“I love this book”, writes David Ritz in his introduction and he is not the only one who loved it. It is not a tearful life story. The truth comes out of shocking scenes. There is no defeatism, but a formidable force. For me it was one of my favorite books from its first edition. It made you forget everything. Problems, obstacles, difficult daily life.
“Mom and Pop were just a couple of kids when they got married. He was eighteen, she was sixteen, and I was three”.
These are the words the autobiography of Billie Holiday begins with. A book full of passion that takes you through time and carries you to America where she grew up and lived. From her difficult childhood to adulthood. “When you're poor, you grow up quickly.”
With hard language and without sentimentality she captures her life, from the brothel in the neighborhood where she cleaned floors without money, for being allowed to listen and sing along to Louis Armstrong and Bessie Smith records on the gramophone. She talks about her rape when she was ten and the racism of her time. She takes us from Baltimore to New York, Harlem, she refers to the Crash which was no news to her and her mother at the end of Prohibition. The beginning of her singing was at the “Log Cabin Club” for Billie Holiday.
“You never heard singing so slow, so lazy, with such a drawl.”
In 1954 William Dufty and Billie Holiday began working on the story of her life and in 1956 the book was published. In the first year it sold 12,000 copies. The titles of the chapters are lyrics from her popular songs and offer the code to understand the memoirs. The book is supplemented by a list of known recordings from her discography.

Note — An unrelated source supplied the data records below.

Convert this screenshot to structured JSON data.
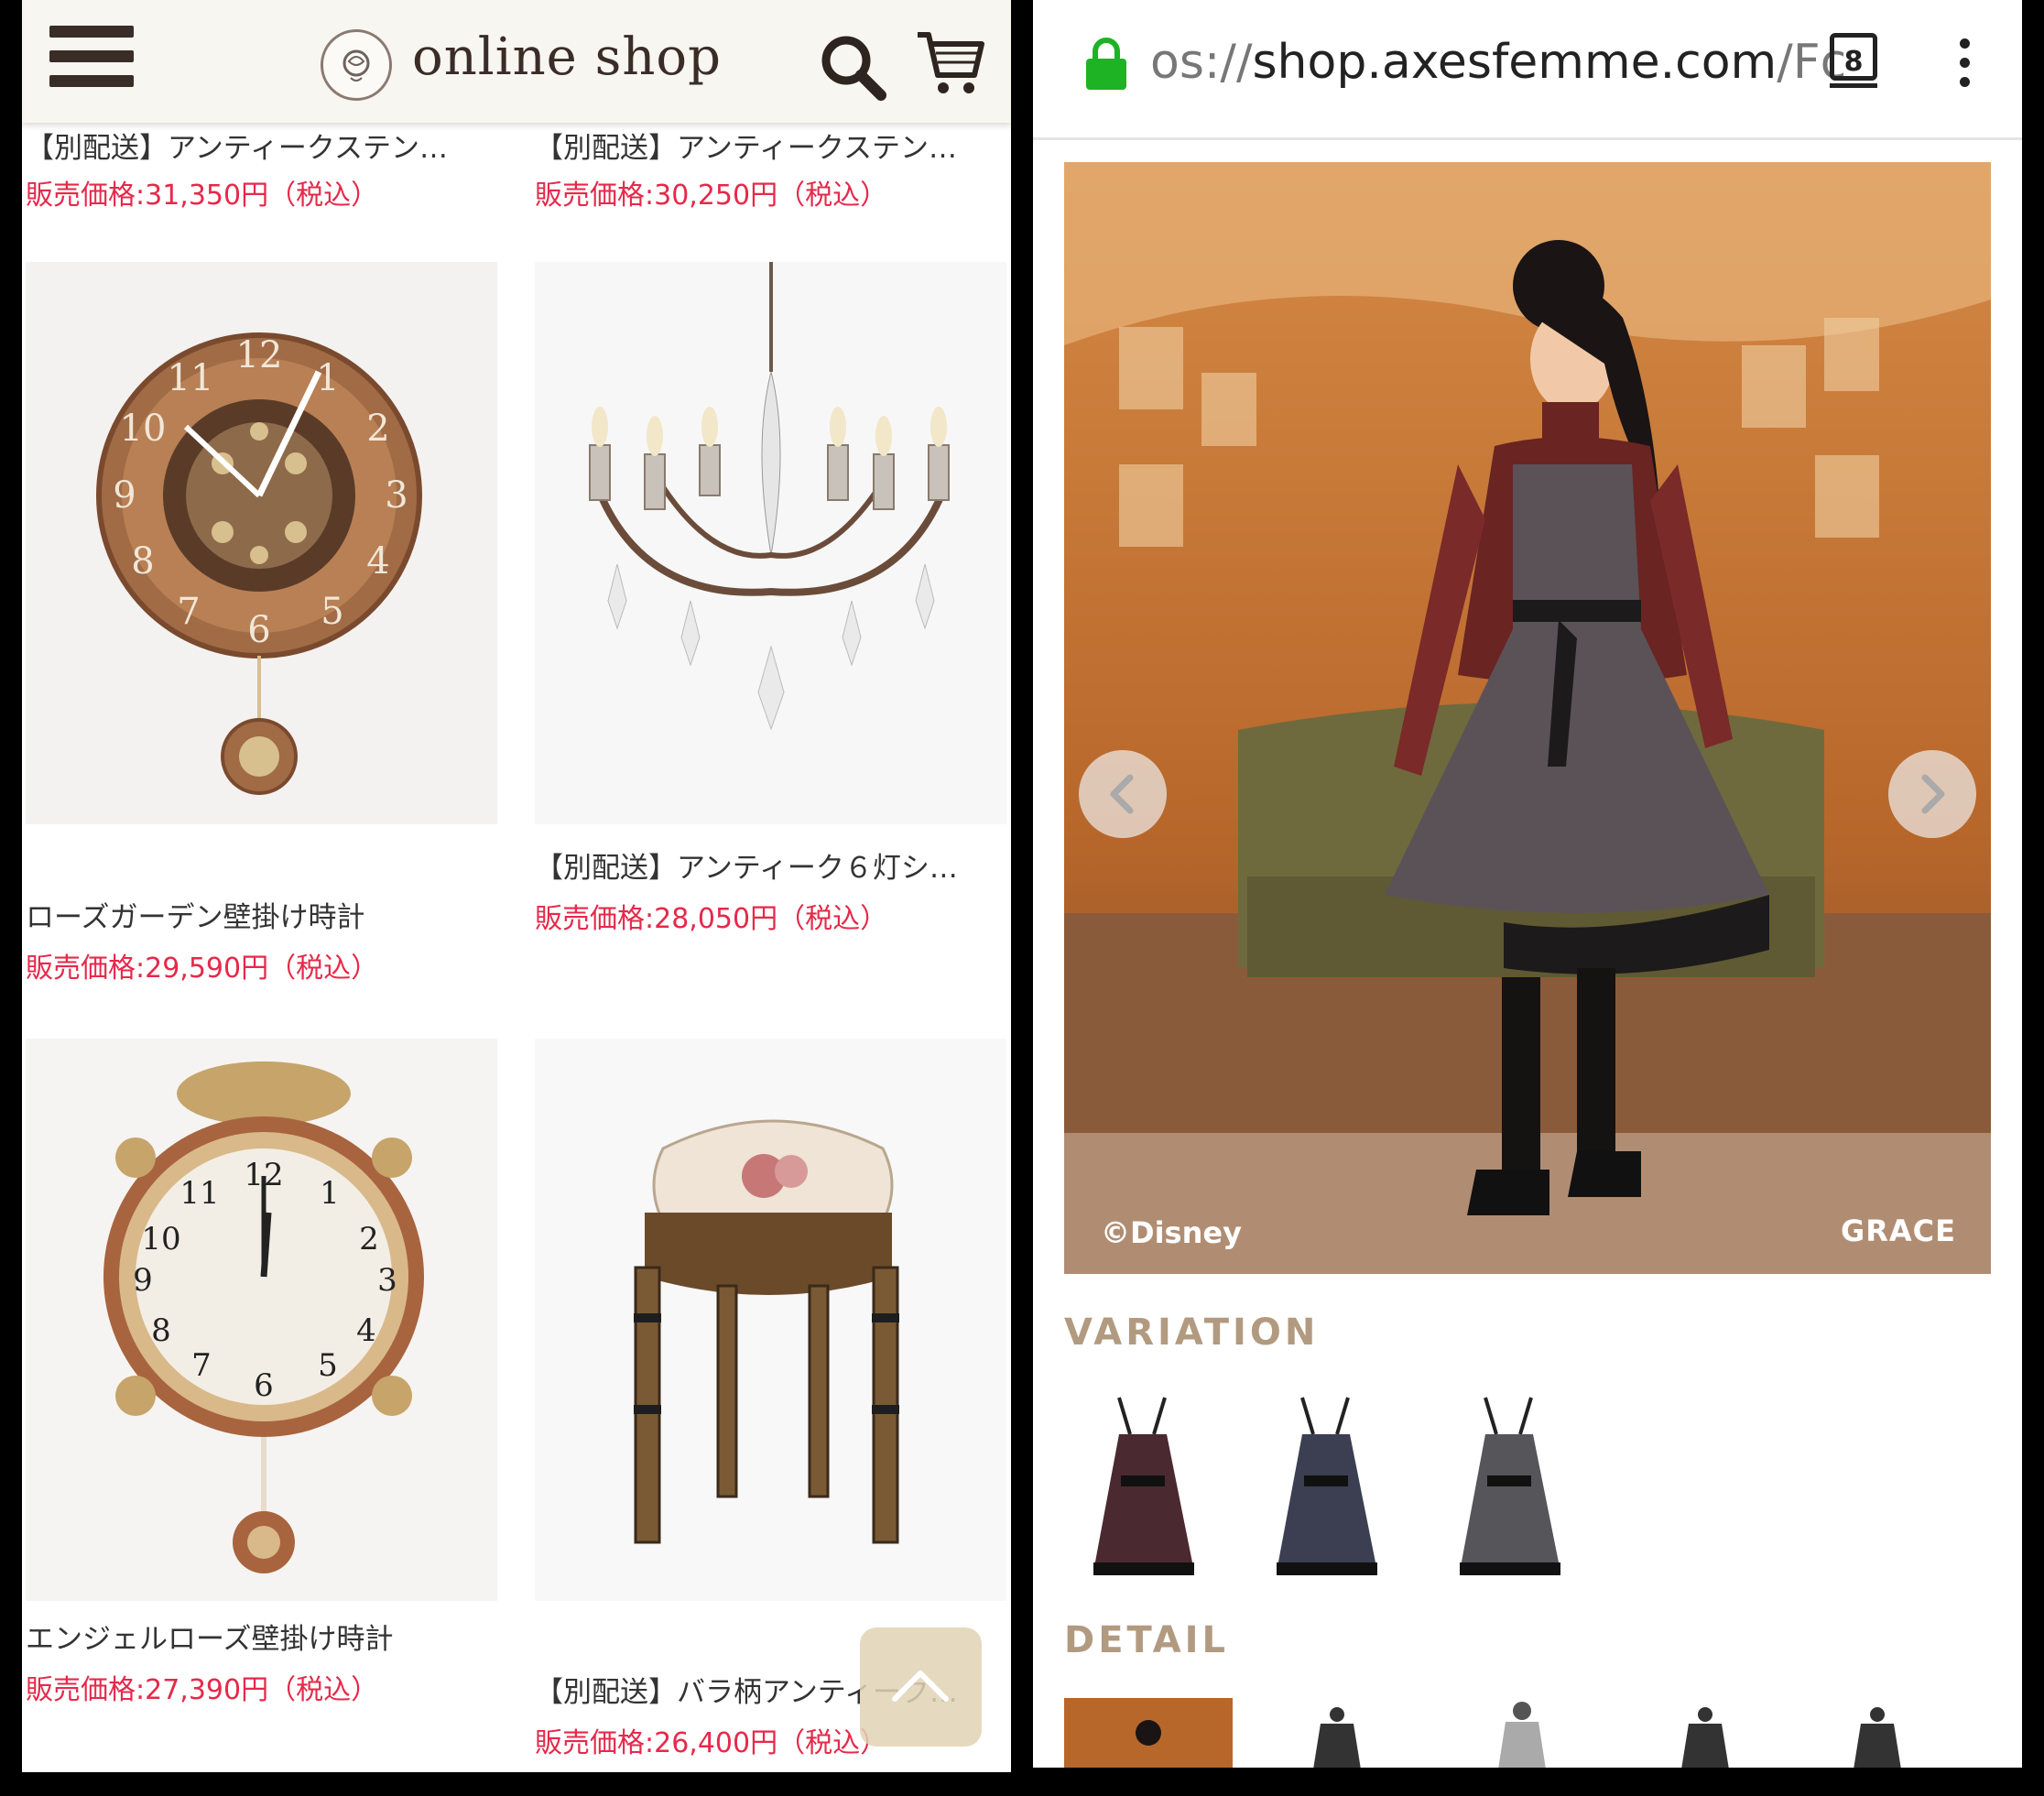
{
  "left": {
    "header": {
      "logo_text": "online shop",
      "menu_icon": "hamburger-menu-icon",
      "search_icon": "search-icon",
      "cart_icon": "cart-icon"
    },
    "products": [
      {
        "name": "【別配送】アンティークステン…",
        "price": "販売価格:31,350円（税込）"
      },
      {
        "name": "【別配送】アンティークステン…",
        "price": "販売価格:30,250円（税込）"
      },
      {
        "name": "ローズガーデン壁掛け時計",
        "price": "販売価格:29,590円（税込）"
      },
      {
        "name": "【別配送】アンティーク６灯シ…",
        "price": "販売価格:28,050円（税込）"
      },
      {
        "name": "エンジェルローズ壁掛け時計",
        "price": "販売価格:27,390円（税込）"
      },
      {
        "name": "【別配送】バラ柄アンティーク…",
        "price": "販売価格:26,400円（税込）"
      }
    ]
  },
  "right": {
    "browser": {
      "url_scheme": "os://",
      "url_host": "shop.axesfemme.com",
      "url_path": "/Fc",
      "tab_count": "8"
    },
    "hero": {
      "copyright": "©Disney",
      "brand": "GRACE"
    },
    "sections": {
      "variation": "VARIATION",
      "detail": "DETAIL"
    }
  },
  "colors": {
    "price": "#e6294a",
    "section_heading": "#b29a80",
    "header_bg": "#f8f6f0",
    "lock": "#1db324"
  }
}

The stories of Lady Day, her music course, her adventures with drugs and prisons. Does it matter if it is exactly correct everything that Billie Holiday recounts? Is her own look on her life and career the true story of her? How does William Dufty intervene in her narration? Maybe reality does not play the main role. The fact however is that with this book your interest remains undiminished and you do not leave it without reaching the last words.